Aquele som mecânico sumindo nas lonjuras deixava-os matutando. Os meninos mais crescidos pensavam no imenso sanduíche de pão francês com mortadela que comeriam — “regala-zóio” fora o lanche denominado pelo Paulão, filho do dono do bar — acompanhado de um bom litro de guaraná, isso quando a fome apertasse, após andarem à-toa pelas três avenidas da cidadezinha, vestidos em calças rancheiras e botinas de couro cru, das rangedeiras.
Os moços sonhavam com a procissão das garotas da cidade. Elas costumavam passear na rua principal e eles ficavam nas calçadas, em ambos os lados, perfilados, tímidos, formados em alas, observando-as naquele vai-e-vem incansável. A cada vez que iam ou vinham, aqui e ali, alguém flertava com alguém. Talvez, quando olhares se cruzassem novamente, haveria de haver um deles, corajoso o bastante, para arrojar uma palavra mais afoita ou ousar um gesto mais atrevido. E se a sessão de cinema não findasse antes, posto que o The End do filme marcasse também o fim da ciranda, quem sabe, a eleita não se deixaria levar pelas alamedas secundárias até um dos bancos do jardim da praça central para uma primeira conversa. Ah, que momento terrível esse! Havia aqueles que não cavavam desembaraço de esboçar uma única palavra e, pior, alguns perdiam de vez a chance de namorar a menina. Entretanto, para a sorte da maioria, inconsciente do fato de que eram elas que os escolhiam, sempre havia uma estratégia feminina que os fariam crer na promessa de um novo encontro para o sábado seguinte e aí então haveria tempo para praticar no espelho ou com as vacas do sítio algumas frases infalíveis.
Já a preocupação dos homens casados eram bem outras: levar o rodo de capinar, trincado, até a Oficina Flórida para soldagem com carbureto e oxigênio, não esquecer de comprar o vidro de Biotônico Fontoura para a Mariinha — “tadinha, tão fraquinha! Difícil de vingar”. Se sobrasse tempo após as compras na Casa Fujii haveria revanche de bocchia no Bar do Rufino. Como a vida podia ser fácil e bela com algumas cachaças na ideia, apetitosas porções de peixe pescado no Córrego Santa Maria e bons amigos empenhados em vencer a outra dupla na mesa de sinuca!
Matutavam. O suor pingando e ensopando a camisa, iam carpindo a erva daninha de seus eitos e sonhando com o sábado. Todos ansiavam pelo sábado.
A jardineira sempre levaria os que quisessem ou precisassem ir, fossem quantos fossem. Fora fabricada em 1946, doze anos atrás. No documento constava como cor predominante o amarelo, mas eram azuis os lados da coberta onde se lia em letras brancas: Expresso Santa Luzia. Os bancos de madeira atravessavam a largura do veículo. Não havia corredor. Era aberta e tinha estribos laterais, feito os bondes da capital. As mulheres viajavam sentadas levando seus filhos no colo, os homens iam como pudessem: ora pingentes nas colunas, ora acocorados no bagageiro sobre o teto do ônibus entre engradados de galinhas, cestos de ovos, sacos, malas e toda a sorte de bugigangas. Quando não, iam pendurados nas duas escadas que davam acesso ao topo da condução. A jardineira percorria aquelas quinze léguas entre a cidade de Flórida Paulista e a Fazenda Perobal havia muitos anos. Era o único transporte público que unia aquela infinidade de sítios e fazendolas recém-abertas na alta zona da mata à florescente cidadezinha paulista.

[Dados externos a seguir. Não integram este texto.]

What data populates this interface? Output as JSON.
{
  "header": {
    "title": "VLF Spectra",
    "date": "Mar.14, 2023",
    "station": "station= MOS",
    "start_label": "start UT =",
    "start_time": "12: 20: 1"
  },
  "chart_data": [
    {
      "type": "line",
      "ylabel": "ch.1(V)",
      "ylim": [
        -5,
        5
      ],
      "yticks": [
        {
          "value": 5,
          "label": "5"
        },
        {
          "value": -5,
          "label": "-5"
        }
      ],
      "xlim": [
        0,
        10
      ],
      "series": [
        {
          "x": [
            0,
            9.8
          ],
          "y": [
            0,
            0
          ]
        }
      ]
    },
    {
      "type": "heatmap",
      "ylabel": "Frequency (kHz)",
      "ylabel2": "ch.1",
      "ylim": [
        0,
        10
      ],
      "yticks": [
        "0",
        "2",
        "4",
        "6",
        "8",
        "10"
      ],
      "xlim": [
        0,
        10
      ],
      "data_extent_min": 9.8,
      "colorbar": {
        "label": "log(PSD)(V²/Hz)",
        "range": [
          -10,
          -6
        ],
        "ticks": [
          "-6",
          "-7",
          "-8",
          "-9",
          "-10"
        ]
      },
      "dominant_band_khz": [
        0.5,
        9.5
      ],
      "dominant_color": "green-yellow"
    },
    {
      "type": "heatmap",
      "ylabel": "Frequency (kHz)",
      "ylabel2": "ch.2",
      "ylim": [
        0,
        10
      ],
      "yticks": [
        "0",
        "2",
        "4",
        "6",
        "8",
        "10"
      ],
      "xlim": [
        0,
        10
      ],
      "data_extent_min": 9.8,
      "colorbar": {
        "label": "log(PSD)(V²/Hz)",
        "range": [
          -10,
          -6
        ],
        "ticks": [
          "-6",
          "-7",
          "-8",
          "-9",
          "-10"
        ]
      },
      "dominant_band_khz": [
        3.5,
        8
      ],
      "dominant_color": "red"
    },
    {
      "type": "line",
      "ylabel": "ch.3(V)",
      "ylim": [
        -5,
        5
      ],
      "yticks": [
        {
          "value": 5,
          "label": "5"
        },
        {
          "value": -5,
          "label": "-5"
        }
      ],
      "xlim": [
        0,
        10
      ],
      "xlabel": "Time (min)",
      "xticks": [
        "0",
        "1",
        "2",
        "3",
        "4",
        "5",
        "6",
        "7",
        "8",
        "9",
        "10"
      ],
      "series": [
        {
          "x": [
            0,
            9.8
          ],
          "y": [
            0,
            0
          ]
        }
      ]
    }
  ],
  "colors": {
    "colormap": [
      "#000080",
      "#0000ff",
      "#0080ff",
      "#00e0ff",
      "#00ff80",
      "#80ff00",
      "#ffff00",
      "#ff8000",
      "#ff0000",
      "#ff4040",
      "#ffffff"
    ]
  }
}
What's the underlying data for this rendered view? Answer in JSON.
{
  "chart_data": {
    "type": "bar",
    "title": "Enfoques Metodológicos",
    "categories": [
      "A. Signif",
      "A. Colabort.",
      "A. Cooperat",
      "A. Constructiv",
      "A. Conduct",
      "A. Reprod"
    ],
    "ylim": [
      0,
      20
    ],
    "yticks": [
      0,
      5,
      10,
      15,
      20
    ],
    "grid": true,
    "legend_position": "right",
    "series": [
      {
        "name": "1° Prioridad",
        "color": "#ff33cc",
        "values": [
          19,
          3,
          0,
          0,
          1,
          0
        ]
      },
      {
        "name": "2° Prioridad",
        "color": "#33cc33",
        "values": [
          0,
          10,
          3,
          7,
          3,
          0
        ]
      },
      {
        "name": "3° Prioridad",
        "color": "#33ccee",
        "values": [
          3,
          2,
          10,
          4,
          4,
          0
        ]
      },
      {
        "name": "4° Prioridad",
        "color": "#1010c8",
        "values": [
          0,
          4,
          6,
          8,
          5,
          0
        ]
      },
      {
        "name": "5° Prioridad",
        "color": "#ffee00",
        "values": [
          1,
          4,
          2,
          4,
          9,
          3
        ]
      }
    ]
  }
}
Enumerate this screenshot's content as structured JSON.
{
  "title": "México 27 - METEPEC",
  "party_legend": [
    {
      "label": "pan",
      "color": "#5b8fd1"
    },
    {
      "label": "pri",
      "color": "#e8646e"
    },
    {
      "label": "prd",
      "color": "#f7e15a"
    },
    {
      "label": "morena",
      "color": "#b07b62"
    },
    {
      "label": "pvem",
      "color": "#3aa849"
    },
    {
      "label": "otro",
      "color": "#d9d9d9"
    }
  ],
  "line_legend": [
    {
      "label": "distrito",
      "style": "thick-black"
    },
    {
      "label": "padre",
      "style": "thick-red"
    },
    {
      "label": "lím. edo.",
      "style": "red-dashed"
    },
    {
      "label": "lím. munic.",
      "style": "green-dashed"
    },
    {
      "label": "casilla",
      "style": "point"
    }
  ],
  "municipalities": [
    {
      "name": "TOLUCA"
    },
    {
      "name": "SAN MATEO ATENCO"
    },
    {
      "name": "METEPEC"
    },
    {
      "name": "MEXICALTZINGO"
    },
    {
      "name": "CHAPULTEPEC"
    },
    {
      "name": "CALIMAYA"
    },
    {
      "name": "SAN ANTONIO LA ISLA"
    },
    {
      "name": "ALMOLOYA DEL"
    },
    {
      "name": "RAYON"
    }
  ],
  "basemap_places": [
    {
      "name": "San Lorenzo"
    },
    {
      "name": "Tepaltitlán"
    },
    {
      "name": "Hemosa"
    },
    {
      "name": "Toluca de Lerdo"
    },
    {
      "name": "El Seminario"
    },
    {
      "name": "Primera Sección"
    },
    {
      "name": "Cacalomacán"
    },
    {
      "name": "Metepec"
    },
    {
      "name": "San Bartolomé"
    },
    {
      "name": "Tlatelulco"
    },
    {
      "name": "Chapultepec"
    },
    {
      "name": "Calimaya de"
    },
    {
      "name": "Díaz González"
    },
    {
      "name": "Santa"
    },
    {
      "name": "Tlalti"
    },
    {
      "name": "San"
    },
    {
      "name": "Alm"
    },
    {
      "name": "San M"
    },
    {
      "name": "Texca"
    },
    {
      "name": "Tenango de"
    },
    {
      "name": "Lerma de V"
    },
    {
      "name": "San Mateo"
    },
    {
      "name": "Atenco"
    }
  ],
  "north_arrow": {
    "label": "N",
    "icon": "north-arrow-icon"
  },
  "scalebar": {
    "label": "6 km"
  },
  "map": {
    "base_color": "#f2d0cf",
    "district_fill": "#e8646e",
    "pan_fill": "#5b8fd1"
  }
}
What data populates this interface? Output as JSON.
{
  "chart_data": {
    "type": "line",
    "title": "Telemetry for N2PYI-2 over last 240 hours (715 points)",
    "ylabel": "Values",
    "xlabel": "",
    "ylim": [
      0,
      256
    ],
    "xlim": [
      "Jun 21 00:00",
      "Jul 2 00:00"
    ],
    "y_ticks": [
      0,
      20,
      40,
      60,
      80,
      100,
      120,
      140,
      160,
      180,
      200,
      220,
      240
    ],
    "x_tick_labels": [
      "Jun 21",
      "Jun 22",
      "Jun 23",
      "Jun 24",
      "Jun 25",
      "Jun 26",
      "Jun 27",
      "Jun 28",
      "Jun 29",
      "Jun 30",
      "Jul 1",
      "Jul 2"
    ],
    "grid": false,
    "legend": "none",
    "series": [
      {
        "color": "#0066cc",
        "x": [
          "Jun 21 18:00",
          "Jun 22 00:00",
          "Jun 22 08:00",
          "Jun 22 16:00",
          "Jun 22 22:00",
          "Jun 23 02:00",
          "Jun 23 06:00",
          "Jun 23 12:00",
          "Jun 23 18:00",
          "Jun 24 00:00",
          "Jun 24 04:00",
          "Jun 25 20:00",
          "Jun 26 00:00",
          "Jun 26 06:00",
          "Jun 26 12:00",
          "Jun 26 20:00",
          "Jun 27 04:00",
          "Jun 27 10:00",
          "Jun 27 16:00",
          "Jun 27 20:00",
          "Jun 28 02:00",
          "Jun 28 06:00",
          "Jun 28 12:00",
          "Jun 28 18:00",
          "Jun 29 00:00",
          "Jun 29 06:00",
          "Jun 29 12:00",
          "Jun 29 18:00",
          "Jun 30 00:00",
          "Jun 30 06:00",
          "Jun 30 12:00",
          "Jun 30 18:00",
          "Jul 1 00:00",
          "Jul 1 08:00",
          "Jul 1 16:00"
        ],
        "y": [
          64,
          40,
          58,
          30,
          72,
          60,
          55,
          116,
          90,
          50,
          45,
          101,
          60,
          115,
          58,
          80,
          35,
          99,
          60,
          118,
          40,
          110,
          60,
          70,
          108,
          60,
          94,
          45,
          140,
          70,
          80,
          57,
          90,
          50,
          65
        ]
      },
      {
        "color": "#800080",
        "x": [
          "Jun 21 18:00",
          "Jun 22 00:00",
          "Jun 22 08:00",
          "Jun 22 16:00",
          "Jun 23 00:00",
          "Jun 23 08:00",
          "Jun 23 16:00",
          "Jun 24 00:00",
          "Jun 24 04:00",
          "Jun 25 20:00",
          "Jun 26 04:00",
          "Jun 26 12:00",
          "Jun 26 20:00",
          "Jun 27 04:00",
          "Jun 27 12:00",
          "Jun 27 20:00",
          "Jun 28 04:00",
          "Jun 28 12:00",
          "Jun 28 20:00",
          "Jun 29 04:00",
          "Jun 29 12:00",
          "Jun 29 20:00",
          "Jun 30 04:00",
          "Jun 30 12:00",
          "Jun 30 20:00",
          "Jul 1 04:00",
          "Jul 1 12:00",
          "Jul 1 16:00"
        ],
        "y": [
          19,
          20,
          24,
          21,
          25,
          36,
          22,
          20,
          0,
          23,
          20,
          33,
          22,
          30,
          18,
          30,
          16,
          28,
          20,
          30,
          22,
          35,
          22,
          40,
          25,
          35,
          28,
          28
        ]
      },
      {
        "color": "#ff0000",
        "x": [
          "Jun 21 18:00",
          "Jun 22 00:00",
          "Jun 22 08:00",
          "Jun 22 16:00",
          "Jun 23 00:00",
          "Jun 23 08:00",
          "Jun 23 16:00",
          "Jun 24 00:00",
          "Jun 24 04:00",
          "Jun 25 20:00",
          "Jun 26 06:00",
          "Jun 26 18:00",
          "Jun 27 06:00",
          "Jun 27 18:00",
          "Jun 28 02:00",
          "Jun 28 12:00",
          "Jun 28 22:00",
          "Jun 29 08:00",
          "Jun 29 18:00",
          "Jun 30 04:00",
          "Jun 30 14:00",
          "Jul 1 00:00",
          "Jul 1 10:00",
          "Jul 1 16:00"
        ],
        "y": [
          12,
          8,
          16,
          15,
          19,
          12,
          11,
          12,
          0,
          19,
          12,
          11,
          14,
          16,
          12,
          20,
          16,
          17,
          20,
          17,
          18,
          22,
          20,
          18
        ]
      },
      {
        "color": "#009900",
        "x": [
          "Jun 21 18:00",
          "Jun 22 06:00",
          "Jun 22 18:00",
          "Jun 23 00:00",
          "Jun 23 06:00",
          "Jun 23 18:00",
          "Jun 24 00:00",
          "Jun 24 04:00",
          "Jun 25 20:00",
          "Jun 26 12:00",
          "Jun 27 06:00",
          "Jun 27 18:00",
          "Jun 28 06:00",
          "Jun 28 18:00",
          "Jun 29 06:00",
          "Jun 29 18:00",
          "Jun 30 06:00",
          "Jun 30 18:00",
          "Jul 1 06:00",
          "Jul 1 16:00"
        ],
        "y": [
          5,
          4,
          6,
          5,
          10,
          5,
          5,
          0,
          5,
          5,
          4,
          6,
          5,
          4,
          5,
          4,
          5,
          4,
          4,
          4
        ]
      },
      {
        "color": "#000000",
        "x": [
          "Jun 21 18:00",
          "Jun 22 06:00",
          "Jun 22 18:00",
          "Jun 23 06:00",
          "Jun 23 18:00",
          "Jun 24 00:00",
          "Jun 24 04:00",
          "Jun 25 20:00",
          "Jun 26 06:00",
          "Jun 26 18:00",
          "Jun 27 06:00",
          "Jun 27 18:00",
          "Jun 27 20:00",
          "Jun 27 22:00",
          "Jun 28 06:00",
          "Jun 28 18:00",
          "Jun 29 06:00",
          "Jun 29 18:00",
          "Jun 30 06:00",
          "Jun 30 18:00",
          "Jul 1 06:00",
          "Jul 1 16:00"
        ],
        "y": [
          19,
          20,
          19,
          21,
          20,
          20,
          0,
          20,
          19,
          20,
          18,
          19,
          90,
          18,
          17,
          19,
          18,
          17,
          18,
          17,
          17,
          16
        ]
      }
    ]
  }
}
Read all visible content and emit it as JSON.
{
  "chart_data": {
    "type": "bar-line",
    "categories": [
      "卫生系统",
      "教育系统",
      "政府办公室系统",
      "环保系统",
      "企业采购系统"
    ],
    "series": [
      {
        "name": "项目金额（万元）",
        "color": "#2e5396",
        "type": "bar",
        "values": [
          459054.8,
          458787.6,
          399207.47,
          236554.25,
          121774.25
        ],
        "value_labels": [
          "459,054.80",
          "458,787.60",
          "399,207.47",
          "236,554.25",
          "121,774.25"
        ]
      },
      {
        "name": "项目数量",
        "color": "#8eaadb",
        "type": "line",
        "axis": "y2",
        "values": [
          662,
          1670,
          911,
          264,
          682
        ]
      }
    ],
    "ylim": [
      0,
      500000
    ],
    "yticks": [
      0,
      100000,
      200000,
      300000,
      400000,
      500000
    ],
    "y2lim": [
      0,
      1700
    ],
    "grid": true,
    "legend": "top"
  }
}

Meu pai adquirira a jardineira e a linha, motivado pela esposa e filhos. O sonho de construir um futuro na capital estava desfeito. Ali era apenas mais um escravo entre milhares que haviam migrado de suas origens rurais. Foi com suspiros de alívio de minha mãe e gritos de alegria da molecada que deixamos a casa que havíamos construído, tijolo por tijolo, ao longo dos anos, em muitos feriados, dias santos e domingos esfumaçados da zona leste da capital, de volta para o interior. Interior! Essa palavra soava a meus ouvidos como sendo o nome do paraíso, tanto eu a ouvia de meus pais, a narrarem, saudosos, a vida que tinham tido antes de embarcarem na ilusão de melhores dias na cidade grande.
Perdemos na viagem a velha bacia de tomar banho e meu cachorro Conde. Somente depois de vinte horas de caminhão, nossa pobre mobília, agora também toda arrebentada, era descarregada e levada para dentro de uma casa de madeira, grande e sombria, cujo chão arenoso cheirava a ratos e era coberta por um telhadão de duas águas, escurecido de picumã e do fumo do fogão de lenha. Conosco viera também o Sebastião, um afilhado de meu pai, rapaz de seus dezessete anos, muito dado às safadezas das malocas paulistanas. Tinha sido confiado ao padrinho para que aprendesse a trabalhar e a viver como gente decente.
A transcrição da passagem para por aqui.